Reduced fasting periods increase intestinal permeability in chickens.

Fasting of up to 24 hr has been shown to increase intestinal permeability (IP) in chickens. The aim of this study was to determine whether fasting duration of 4.5 and 9 hr increased IP and whether l-glutamine (a non-essential amino acid) supplementation before fasting provided some protection of barrier function as shown in other species. Ross 308 male broilers (n = 96) were fed either a control diet or the same diet supplemented with 1% glutamine from d0 to d38 post-hatch. On d37, the birds were assigned to single-bird metabolism cages and were fasted for either 0, 4.5, 9 or 19.5 hr. This study design was 2 × 4 factorial with two levels of glutamine and four levels of fasting.
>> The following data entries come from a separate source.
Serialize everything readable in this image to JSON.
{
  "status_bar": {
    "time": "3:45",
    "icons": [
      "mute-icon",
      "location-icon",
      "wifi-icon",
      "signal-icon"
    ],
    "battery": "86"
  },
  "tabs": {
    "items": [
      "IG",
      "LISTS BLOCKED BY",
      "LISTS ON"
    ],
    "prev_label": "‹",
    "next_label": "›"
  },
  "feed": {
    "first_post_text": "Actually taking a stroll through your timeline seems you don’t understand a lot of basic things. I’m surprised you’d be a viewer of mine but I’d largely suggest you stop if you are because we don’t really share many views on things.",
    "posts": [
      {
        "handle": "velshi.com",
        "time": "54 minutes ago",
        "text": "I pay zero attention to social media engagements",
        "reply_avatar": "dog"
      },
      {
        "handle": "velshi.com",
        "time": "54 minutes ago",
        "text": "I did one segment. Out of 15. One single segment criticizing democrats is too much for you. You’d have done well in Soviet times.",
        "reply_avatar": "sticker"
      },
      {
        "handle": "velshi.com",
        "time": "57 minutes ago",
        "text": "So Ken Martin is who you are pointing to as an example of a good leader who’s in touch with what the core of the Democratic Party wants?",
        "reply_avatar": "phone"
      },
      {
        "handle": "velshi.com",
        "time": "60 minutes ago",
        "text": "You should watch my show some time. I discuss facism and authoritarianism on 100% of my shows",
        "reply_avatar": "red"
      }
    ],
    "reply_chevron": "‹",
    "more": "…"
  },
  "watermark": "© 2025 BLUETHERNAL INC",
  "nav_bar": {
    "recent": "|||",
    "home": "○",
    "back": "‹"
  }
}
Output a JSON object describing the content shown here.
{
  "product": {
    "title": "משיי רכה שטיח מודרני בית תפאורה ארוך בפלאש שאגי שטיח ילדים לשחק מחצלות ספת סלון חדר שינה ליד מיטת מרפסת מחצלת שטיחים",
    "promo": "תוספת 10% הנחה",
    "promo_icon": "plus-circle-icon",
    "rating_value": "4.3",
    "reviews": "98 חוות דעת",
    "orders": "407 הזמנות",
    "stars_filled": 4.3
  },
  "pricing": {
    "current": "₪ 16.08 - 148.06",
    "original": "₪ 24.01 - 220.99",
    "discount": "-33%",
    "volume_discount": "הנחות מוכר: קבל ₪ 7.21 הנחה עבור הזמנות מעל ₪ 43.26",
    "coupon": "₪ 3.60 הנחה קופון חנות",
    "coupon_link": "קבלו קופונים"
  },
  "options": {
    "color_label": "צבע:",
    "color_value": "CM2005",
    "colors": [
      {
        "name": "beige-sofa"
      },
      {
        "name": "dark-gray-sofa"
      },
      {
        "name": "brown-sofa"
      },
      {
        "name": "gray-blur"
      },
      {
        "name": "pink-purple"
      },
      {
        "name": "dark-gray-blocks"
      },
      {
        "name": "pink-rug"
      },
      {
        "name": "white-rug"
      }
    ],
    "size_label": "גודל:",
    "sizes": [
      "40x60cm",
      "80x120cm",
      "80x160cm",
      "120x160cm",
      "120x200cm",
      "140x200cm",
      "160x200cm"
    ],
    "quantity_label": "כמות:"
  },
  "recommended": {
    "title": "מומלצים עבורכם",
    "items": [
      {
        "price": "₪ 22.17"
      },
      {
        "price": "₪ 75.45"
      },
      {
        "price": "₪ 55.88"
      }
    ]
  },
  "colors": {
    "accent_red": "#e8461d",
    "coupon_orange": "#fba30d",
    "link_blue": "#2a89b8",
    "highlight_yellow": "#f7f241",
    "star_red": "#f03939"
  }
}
Birds in the 0-hr fasting group had free access to feed. All birds had ad libitum access to water. To measure IP on day 38, following their respective fasting periods, birds were administered two separate oral gavages of fluorescein isothiocyanate dextran (FITC-d) followed by lactulose, mannitol and rhamnose (LMR) sugars, 60 min apart. Whole blood was collected from the jugular vein 90 min post-LMR sugar gavage. FITC-d and L/M/R ratios were measured by spectrophotometry and high-performance ionic chromatography respectively. Lipopolysaccharide (LPS) endotoxins in plasma of the birds fed the control diet were also measured using chicken-specific LPS antibody ELISA. Serum FITC-d and plasma L/M and L/R ratios for 4.5, 9 and 19.5 hr were significantly (p < .05) higher compared to the non-fasting group. However, IP was not different in the glutamine-supplemented group (p > .05) compared to the control group. LPS concentrations measured by the ELISA were below the detectable range. We conclude that fasting periods of 4.5 and 9 hr increased IP compared to non-fasted birds and dietary glutamine supplementation did not ameliorate changes in IP.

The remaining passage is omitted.